Statement By New York Attorney General Eliot Spitzer Regarding The President's Comments On Analyst Conflicts Of Interest

Although President Bush acknowledged that conflicts of interests by securities analysts are a major problem, he failed to articulate a solution. Instead, the President hid behind a weak House proposal addressing corporate accountability and wholly inadequate SEC rules that were formulated early this year, well before the evidence demonstrating the severity of the analyst conflicts came to light.

In this regard, neither the House bill nor the SEC rules would address the most egregious abuses my office identified in the Merrill Lynch investigation.

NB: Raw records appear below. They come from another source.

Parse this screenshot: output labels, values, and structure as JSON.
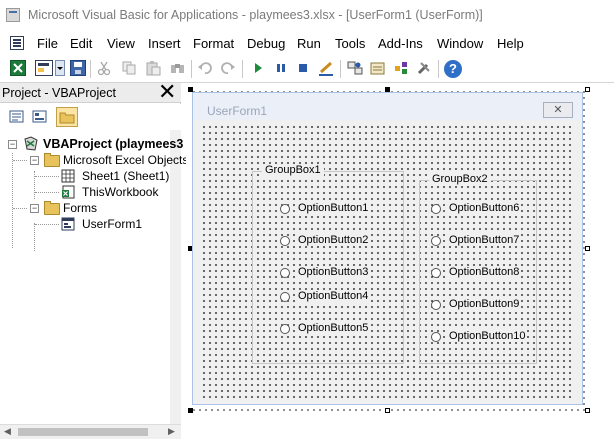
{
  "window": {
    "title": "Microsoft Visual Basic for Applications - playmees3.xlsx - [UserForm1 (UserForm)]"
  },
  "menu": {
    "items": [
      {
        "label": "File"
      },
      {
        "label": "Edit"
      },
      {
        "label": "View"
      },
      {
        "label": "Insert"
      },
      {
        "label": "Format"
      },
      {
        "label": "Debug"
      },
      {
        "label": "Run"
      },
      {
        "label": "Tools"
      },
      {
        "label": "Add-Ins"
      },
      {
        "label": "Window"
      },
      {
        "label": "Help"
      }
    ]
  },
  "toolbar": {
    "icons": [
      "view-excel-icon",
      "insert-userform-icon",
      "dropdown-arrow-icon",
      "save-icon",
      "cut-icon",
      "copy-icon",
      "paste-icon",
      "find-icon",
      "undo-icon",
      "redo-icon",
      "run-icon",
      "break-icon",
      "reset-icon",
      "design-mode-icon",
      "project-explorer-icon",
      "properties-window-icon",
      "object-browser-icon",
      "toolbox-icon",
      "help-icon"
    ]
  },
  "project_pane": {
    "title": "Project - VBAProject",
    "close_glyph": "✕",
    "tree": {
      "root": "VBAProject (playmees3",
      "excel_objects": "Microsoft Excel Objects",
      "sheet1": "Sheet1 (Sheet1)",
      "thisworkbook": "ThisWorkbook",
      "forms": "Forms",
      "userform1": "UserForm1"
    }
  },
  "userform": {
    "caption": "UserForm1",
    "close_glyph": "✕",
    "groupbox1": {
      "label": "GroupBox1",
      "options": [
        "OptionButton1",
        "OptionButton2",
        "OptionButton3",
        "OptionButton4",
        "OptionButton5"
      ]
    },
    "groupbox2": {
      "label": "GroupBox2",
      "options": [
        "OptionButton6",
        "OptionButton7",
        "OptionButton8",
        "OptionButton9",
        "OptionButton10"
      ]
    }
  },
  "colors": {
    "accent": "#1e7a3c",
    "form_border": "#aac3e6",
    "form_caption": "#9aa6ba"
  }
}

For example, under the SEC rules, investment bankers are still allowed to influence analyst compensation - thus perpetuating the conflict of interest that leads to tainted advice.

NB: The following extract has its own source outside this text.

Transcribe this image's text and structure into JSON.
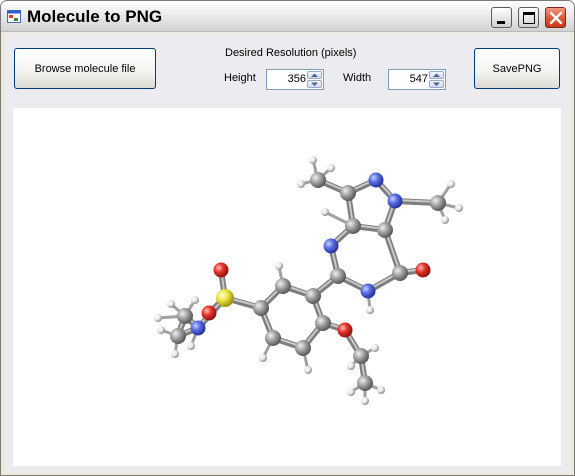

In addition, the SEC rules fail to provide adequate disclosures to the public. The rules do not require clearer disclosure upon termination of coverage, and fail to require firms to disclose whether analysts authoring research reports solicited investment banking business in the past year.

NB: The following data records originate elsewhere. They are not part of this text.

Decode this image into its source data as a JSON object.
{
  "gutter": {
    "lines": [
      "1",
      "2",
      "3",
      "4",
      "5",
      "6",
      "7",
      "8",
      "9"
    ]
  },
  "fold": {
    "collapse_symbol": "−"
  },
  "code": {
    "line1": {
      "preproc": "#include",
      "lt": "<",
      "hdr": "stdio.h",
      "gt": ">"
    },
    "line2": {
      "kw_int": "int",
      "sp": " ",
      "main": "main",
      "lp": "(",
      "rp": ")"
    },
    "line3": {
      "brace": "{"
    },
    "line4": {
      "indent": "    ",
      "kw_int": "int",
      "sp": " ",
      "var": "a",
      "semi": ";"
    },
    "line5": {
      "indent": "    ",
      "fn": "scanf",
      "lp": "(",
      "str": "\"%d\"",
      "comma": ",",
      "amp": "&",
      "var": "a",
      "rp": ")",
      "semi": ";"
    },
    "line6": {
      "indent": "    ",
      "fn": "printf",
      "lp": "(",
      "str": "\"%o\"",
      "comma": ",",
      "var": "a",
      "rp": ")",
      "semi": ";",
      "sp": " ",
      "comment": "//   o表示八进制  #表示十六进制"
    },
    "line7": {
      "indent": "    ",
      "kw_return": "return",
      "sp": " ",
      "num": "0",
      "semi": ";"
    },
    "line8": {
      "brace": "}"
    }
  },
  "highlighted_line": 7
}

In order to address this issue adequately, the SEC must impose new nationwide rules to regulate analysts and prevent the sort of abuses my office discovered in the Merrill Lynch case. The President today missed an important opportunity to help restore investor confidence. His speech was a profound disappointment. It's simply not enough to call on corporate leaders to do the right thing. This problem will only be solved with tough new laws and aggressive enforcement.

Until the issue of analyst conflicts is addressed, it is incumbent on state regulators to continue their pursuit of enforcement actions and to obtain the relief necessary to protect the investing public.